Réorganisation RH

Lingerie en mue

Nommée DRH du groupe Triumph International en 2013, la Française Emmanuelle Roger accompagne un processus de changement emblématique des enjeux de la nouvelle économie. 

Basée dans la coquette cité thermale de Bad Zurzach (canton d’Argovie), le fabricant de lingerie Triumph International se situe à un tournant historique. Fondée en 1886 par deux industriels allemands, la société est présente dans plus de 100 pays et emploie près de 34 000 collaborateurs.
Sa spécificité est d’assurer elle-même toute la chaîne de création de valeur: la conception de ses sous-vêtements, la production, la distribution et la vente. Reconnue pour ses produits innovants, Triumph International – propriétaire des marques Triumph et sloggi et de plusieurs sous-marques dont Mamabel et Triaction– doit faire face à une forte concurrence sur un marché peu protégé avec des marges assez faibles. La société a généré en 2013 un chiffre d’affaires d’environ 1,9 milliards de francs. Fortement implantée en Europe et Asie, notamment au Japon, la société est devenue un acteur global. Son succès est dû à son enracinement local, avec des usines de productions établies dans ses principaux marchés et par la création de modèles propres à chaque pays. L’économie étant sans pitié, les affaires ralentissent pourtant après la crise financière de 2008/2009. L’environnement économique devient incertain. Internet modifie les habitudes de ses consommatrices. C’est à ce moment que Triumph International vit un changement de gouvernance, avec l’arrivée au pouvoir de la quatrième et cinquième génération de propriétaires (les familles Spiesshofer et Braun).
 

Global Head of HR depuis fin 2013

Dans ce contexte de profondes mutations qu’ils recrutent en 2010 Emmanuelle Roger. D’abord responsable du développement du personnel, elle est nommée Global Head of HR en décembre 2013. Sa mission est de revoir de fond en comble la politique et les prestations RH, afin d’accompagner les changements du modèle d’affaire centenaire de la marque.

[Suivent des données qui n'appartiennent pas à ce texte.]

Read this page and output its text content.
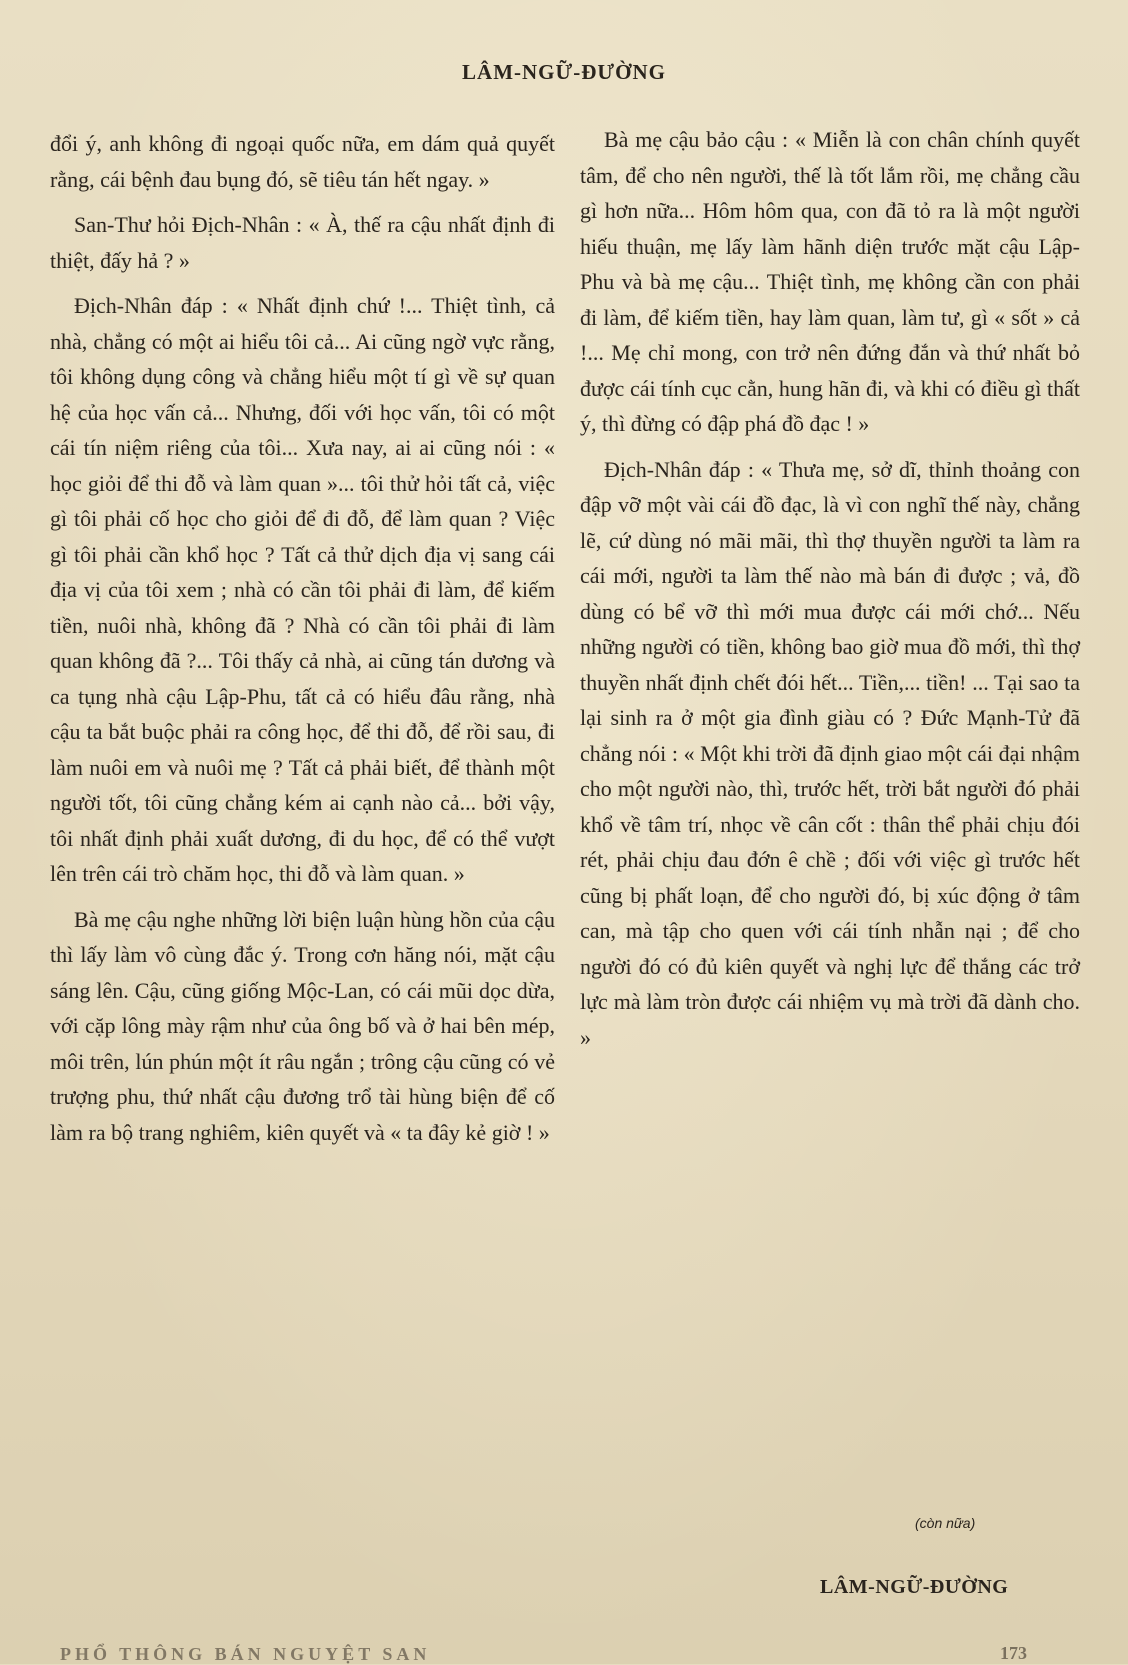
LÂM-NGỮ-ĐƯỜNG

đổi ý, anh không đi ngoại quốc nữa, em dám quả quyết rằng, cái bệnh đau bụng đó, sẽ tiêu tán hết ngay. »

San-Thư hỏi Địch-Nhân : « À, thế ra cậu nhất định đi thiệt, đấy hả ? »

Địch-Nhân đáp : « Nhất định chứ !... Thiệt tình, cả nhà, chẳng có một ai hiểu tôi cả... Ai cũng ngờ vực rằng, tôi không dụng công và chẳng hiểu một tí gì về sự quan hệ của học vấn cả... Nhưng, đối với học vấn, tôi có một cái tín niệm riêng của tôi... Xưa nay, ai ai cũng nói : « học giỏi để thi đỗ và làm quan »... tôi thử hỏi tất cả, việc gì tôi phải cố học cho giỏi để đi đỗ, để làm quan ? Việc gì tôi phải cần khổ học ? Tất cả thử dịch địa vị sang cái địa vị của tôi xem ; nhà có cần tôi phải đi làm, để kiếm tiền, nuôi nhà, không đã ? Nhà có cần tôi phải đi làm quan không đã ?... Tôi thấy cả nhà, ai cũng tán dương và ca tụng nhà cậu Lập-Phu, tất cả có hiểu đâu rằng, nhà cậu ta bắt buộc phải ra công học, để thi đỗ, để rồi sau, đi làm nuôi em và nuôi mẹ ? Tất cả phải biết, để thành một người tốt, tôi cũng chẳng kém ai cạnh nào cả... bởi vậy, tôi nhất định phải xuất dương, đi du học, để có thể vượt lên trên cái trò chăm học, thi đỗ và làm quan. »

Bà mẹ cậu nghe những lời biện luận hùng hồn của cậu thì lấy làm vô cùng đắc ý. Trong cơn hăng nói, mặt cậu sáng lên. Cậu, cũng giống Mộc-Lan, có cái mũi dọc dừa, với cặp lông mày rậm như của ông bố và ở hai bên mép, môi trên, lún phún một ít râu ngắn ; trông cậu cũng có vẻ trượng phu, thứ nhất cậu đương trổ tài hùng biện để cố làm ra bộ trang nghiêm, kiên quyết và « ta đây kẻ giờ ! »

Bà mẹ cậu bảo cậu : « Miễn là con chân chính quyết tâm, để cho nên người, thế là tốt lắm rồi, mẹ chẳng cầu gì hơn nữa... Hôm hôm qua, con đã tỏ ra là một người hiếu thuận, mẹ lấy làm hãnh diện trước mặt cậu Lập-Phu và bà mẹ cậu... Thiệt tình, mẹ không cần con phải đi làm, để kiếm tiền, hay làm quan, làm tư, gì « sốt » cả !... Mẹ chỉ mong, con trở nên đứng đắn và thứ nhất bỏ được cái tính cục cằn, hung hãn đi, và khi có điều gì thất ý, thì đừng có đập phá đồ đạc ! »

Địch-Nhân đáp : « Thưa mẹ, sở dĩ, thỉnh thoảng con đập vỡ một vài cái đồ đạc, là vì con nghĩ thế này, chẳng lẽ, cứ dùng nó mãi mãi, thì thợ thuyền người ta làm ra cái mới, người ta làm thế nào mà bán đi được ; vả, đồ dùng có bể vỡ thì mới mua được cái mới chớ... Nếu những người có tiền, không bao giờ mua đồ mới, thì thợ thuyền nhất định chết đói hết... Tiền,... tiền! ... Tại sao ta lại sinh ra ở một gia đình giàu có ? Đức Mạnh-Tử đã chẳng nói : « Một khi trời đã định giao một cái đại nhậm cho một người nào, thì, trước hết, trời bắt người đó phải khổ về tâm trí, nhọc về cân cốt : thân thể phải chịu đói rét, phải chịu đau đớn ê chề ; đối với việc gì trước hết cũng bị phất loạn, để cho người đó, bị xúc động ở tâm can, mà tập cho quen với cái tính nhẫn nại ; để cho người đó có đủ kiên quyết và nghị lực để thắng các trở lực mà làm tròn được cái nhiệm vụ mà trời đã dành cho. »

(còn nữa)
LÂM-NGỮ-ĐƯỜNG
PHỔ THÔNG BÁN NGUYỆT SAN	173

Le cas d’école est édifiant. Le jour de l’interview, Emmanuelle Roger nous accueille dans une salle d’exposition du siège argovien, entourée de photos de mannequins aux longues jambes, qui mettent en valeur les dernières créations de ses marques. La star Kylie Minogue, égérie de la marque sloggi, inonde la pièce de son sourire carnassier. De son côté, Emmanuelle Roger porte un ensemble bleu marin très classe avec des talons hauts et des perles en boucles d’oreille.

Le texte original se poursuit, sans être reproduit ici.